Aboard the E-3C Sentry AWACS Radar Plane

           
Orbiting
Over El Dorado, Texas

 

 
          
Army
Lieutenant Colonel Valerie Witt might have been incensed to learn that the
overall Air Defense Force Mission Commander for the south-central United States
was about ten years younger than she, had five years less time in the military,
and was only an Air Force major, but that described William “Kid” Kestrel, the
Mission Crew Commander (MCC) aboard Tiger Nine-Zero, the E-3C Sentry Airborne
Warning and Control System radar plane.
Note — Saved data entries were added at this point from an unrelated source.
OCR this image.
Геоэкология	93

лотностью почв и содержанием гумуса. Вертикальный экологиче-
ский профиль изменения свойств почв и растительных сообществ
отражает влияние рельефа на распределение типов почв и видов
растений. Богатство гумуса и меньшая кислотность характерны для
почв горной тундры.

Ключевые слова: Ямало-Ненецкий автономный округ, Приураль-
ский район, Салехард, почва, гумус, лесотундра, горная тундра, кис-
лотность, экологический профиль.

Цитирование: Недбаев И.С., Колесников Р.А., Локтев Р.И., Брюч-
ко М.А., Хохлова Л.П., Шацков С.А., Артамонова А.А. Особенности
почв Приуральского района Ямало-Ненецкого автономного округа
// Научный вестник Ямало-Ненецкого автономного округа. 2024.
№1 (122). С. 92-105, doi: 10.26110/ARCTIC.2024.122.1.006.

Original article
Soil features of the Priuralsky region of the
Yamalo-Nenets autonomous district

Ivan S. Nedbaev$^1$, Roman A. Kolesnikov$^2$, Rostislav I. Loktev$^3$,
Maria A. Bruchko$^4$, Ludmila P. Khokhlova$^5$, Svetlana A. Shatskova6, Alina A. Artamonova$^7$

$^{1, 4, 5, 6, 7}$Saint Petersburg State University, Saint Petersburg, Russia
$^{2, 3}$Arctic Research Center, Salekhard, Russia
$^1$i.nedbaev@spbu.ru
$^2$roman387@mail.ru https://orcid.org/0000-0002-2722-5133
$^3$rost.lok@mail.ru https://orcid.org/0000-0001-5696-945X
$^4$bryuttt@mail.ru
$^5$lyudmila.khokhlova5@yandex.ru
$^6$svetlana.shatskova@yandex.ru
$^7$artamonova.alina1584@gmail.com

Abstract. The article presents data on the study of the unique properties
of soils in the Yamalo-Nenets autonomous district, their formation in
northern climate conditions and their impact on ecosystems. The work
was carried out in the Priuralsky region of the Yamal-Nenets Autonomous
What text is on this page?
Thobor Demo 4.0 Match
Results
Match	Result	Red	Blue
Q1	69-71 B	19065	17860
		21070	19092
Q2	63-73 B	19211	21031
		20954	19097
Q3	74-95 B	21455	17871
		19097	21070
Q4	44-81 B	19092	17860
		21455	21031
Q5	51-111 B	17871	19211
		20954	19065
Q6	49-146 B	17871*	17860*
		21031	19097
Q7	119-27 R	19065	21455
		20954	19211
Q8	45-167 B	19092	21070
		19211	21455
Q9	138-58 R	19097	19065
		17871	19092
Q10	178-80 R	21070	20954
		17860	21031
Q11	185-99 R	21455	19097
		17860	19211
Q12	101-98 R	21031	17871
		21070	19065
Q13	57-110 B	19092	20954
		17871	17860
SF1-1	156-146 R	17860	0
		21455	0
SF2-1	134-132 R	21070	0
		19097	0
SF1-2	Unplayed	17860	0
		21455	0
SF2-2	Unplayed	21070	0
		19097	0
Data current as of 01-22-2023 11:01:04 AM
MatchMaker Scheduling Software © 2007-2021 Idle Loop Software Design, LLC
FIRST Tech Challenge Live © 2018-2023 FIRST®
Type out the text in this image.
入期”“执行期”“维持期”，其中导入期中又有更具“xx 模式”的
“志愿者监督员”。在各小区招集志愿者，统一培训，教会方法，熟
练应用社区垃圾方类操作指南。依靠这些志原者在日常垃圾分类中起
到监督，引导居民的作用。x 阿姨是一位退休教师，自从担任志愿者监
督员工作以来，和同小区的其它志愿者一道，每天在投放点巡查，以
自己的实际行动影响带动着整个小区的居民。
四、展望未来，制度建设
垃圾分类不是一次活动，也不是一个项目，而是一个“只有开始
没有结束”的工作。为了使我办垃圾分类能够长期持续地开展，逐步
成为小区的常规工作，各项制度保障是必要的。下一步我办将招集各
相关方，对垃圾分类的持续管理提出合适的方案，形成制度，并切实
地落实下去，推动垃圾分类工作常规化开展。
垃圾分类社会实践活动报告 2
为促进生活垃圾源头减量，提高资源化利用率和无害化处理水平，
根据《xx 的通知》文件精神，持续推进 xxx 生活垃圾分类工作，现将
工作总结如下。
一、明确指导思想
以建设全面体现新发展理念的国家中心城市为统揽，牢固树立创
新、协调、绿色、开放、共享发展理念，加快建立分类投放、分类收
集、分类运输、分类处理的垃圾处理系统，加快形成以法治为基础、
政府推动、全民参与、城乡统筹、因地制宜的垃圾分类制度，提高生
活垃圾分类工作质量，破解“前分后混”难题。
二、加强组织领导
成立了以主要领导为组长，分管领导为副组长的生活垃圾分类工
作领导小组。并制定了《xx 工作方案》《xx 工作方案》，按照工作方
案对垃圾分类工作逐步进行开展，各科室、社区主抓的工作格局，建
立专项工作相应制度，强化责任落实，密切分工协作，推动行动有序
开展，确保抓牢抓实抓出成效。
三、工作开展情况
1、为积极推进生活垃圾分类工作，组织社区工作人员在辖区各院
Kestrel was short, blue-eyed,
fair-haired, and slight, and he looked even younger than age thirty-eight—he
looked far younger than anybody else on the twenty-two-person AWACS crew,
although he was probably the oldest.

 
          
Kestrel
was one of eleven Air Defense Force Mission Commanders airborne at that moment
aboard E-3C Sentry radar planes, covering the entire continental United
States—the others were stationed over Elizabeth City, North Carolina,
Allentown, Pennsylvania, and Indianapolis, Indiana, covering the northeast;
Gainesville, Florida, covering the southeast; Des Moines, Iowa, covering the
Midwest; Cimmaron, New Mexico, and Billings, Montana, covering the Rocky
Mountain region; Mormon Mesa, Nevada, and Porterville, California, covering the
southwest; and Lakeview, Oregon, covering the northwest. Flying
one-hundred-mile racetrack patterns at twenty-nine thousand feet, the E-3C
Sentry, with its powerful AN/APY- 2 Overland Downlook Radar mounted on a thirty-foot
saucer rotodome atop the converted Boeing 707 aircraft, could detect and track
any aircraft in flight for three hundred miles in all directions.

 
          
After
one aerial refueling three hours ago, Kestrel’s crew had been on station now
for eight hours, with four more hours to go before another plane would launch
from Tinker Air Force Base in
Oklahoma City
to take their place. Under normal
circumstances, this might be boring work. Air traffic had subsided to a
fraction of its normal levels after the government ordered that all aircraft
flying within the United States had to take off and land at airports with
control towers, had to file an IFR (Instrument Flight Rules) flight plan, and
had to be under positive radar control at all times—and of course, the prospect
of having several tons of high explosives dropped on your head inside an
airport terminal kept a lot of people from flying as well.

 
          
But
a lot of civilian and commercial aircraft that stayed on the ground were
replaced by other aircraft: military fighters, escorting airliners all over the
United
States
. The best estimate said that over two hundred F-16 ADF and F- 15
fighters of the Air National Guard’s total inventory of three hundred air
defense fighters were airborne at any one time, shadowing any aircraft, big or
small, that violated any of the new flight rules or did or said something
suspicious. Every airport in the United States with a five-thousand-foot
concrete runway and jet fuel available probably had a fighter land there at one
time or another in the past twelve hours.